Perhaps we don't need to change the public AST API and plumb IgnoreCUDAGlobalAttr through.
We cold create CUDA-aware static version of GetGVALinkageForCudaKernel instead, which would call adjustGVALinkageForExternalDefinitionKind(..., adjustGVALinkageForAttributes(IgnoreCUDAGlobalAttr=true)).

yaxunl marked an inline comment as done.Apr 21 2022, 12:17 PM
yaxunl added inline comments.
clang/lib/AST/ASTContext.cpp
11322

will do

12300

We could have a static function but it would be GetGVALinkageForCUDAKernelWithoutGlobalAttr since we need to know the linkage of the kernel assuming it has no __global__ attribute.

If you think it is OK I can make the change.

yaxunl updated this revision to Diff 424280.Apr 21 2022, 1:33 PM
yaxunl marked an inline comment as done.

use static function

tra added inline comments.Apr 21 2022, 1:56 PM
clang/lib/AST/ASTContext.cpp
12300

No point making public what's of no use to anybody other than this particular instance.

To think of it, we don't even need a function and could just do

if (D->hasAttr<CUDAGlobalAttr>() ) {
  bool OriginalKernelLinkage = adjustGVALinkageForExternalDefinitionKind(..., adjustGVALinkageForAttributes(IgnoreCUDAGlobalAttr=true));
  return OriginalKernelLinkage == GVA_Internal;
}
return (IsStaticVar &&....)
yaxunl added inline comments.Apr 21 2022, 2:02 PM
clang/lib/AST/ASTContext.cpp
12300

One disadvantage of this approach is that it duplicates the code in GetGVALinkageForFunction. In the future, if GetGVALinkageForFunction changes, the same change needs to be applied to the duplicated code, which is error-prone.

tra added inline comments.Apr 21 2022, 3:41 PM
clang/lib/AST/ASTContext.cpp
12300

Good point. Looking at the code closer, it appears that what we're interested in is whether the kernel was internal and *became* externally visible due to it being a kernel.
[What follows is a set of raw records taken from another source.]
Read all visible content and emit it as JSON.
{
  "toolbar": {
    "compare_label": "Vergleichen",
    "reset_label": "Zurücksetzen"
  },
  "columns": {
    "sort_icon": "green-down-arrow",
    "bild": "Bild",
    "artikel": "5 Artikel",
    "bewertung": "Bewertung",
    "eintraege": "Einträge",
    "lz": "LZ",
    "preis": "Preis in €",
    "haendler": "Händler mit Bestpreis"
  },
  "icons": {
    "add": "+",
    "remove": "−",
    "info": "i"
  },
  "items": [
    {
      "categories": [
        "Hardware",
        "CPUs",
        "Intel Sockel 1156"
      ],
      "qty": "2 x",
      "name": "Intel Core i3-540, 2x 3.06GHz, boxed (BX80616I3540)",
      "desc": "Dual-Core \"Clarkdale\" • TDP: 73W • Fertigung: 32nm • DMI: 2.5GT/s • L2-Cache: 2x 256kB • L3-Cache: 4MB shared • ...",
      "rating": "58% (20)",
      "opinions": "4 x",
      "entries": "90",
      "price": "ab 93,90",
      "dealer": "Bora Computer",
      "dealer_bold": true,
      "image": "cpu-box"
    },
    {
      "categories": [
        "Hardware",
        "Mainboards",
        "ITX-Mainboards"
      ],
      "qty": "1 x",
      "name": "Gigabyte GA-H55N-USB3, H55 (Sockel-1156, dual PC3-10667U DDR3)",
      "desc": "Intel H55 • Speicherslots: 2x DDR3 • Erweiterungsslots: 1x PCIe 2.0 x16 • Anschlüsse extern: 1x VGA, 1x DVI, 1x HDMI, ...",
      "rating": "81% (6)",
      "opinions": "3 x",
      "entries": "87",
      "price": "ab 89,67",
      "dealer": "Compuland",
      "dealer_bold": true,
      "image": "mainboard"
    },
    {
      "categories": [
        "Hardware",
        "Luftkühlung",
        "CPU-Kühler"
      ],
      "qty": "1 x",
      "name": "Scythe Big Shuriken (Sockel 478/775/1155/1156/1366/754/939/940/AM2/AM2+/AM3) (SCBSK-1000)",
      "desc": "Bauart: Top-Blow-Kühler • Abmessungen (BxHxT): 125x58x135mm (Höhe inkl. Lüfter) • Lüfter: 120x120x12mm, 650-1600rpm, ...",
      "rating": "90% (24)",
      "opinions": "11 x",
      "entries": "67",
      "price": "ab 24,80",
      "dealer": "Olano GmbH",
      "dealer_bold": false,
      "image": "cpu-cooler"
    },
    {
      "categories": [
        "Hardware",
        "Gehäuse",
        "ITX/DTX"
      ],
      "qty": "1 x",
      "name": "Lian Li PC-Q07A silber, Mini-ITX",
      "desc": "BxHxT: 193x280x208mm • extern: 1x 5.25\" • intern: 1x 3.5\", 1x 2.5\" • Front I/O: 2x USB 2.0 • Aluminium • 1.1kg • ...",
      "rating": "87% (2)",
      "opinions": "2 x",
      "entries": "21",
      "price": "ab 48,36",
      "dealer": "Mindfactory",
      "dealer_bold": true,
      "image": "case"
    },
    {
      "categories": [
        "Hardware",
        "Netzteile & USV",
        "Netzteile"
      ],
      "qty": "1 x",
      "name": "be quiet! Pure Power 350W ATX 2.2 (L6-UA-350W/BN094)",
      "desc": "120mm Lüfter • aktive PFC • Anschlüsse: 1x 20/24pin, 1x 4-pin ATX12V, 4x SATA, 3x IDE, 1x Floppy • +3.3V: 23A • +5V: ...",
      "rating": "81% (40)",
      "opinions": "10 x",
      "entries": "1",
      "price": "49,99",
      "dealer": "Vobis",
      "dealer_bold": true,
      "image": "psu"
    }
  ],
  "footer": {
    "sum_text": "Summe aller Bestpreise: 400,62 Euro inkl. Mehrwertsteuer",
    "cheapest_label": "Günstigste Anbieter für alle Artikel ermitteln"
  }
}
Right now we're checking if the function would normally be GVA_Internal (shouldn't we have considered GVA_DiscardableODR, too, BTW?)
This is a somewhat indirect way of figuring out what we really need.

The code that determines what we want is essentially this code in adjustGVALinkageForAttributes that we're trying to enable/disable with ConsiderCudaGlobalAttr.

It can be easily extracted into a static function, which could then be used from both adjustGVALinkageForAttributes, (which would no longer need ConsiderCudaGlobalAttr) and from here.

bool isInternalKernel(ASTContext *Context, Decl *D) {
  L=basicGVALinkageForFunction(Context, D);
  return (D->hasAttr<CUDAGlobalAttr>() &&
          (L == GVA_DiscardableODR || L == GVA_Internal));
}

This would both avoid logic duplication and would better match our intent.

Does it make sense? Or did I miss something else?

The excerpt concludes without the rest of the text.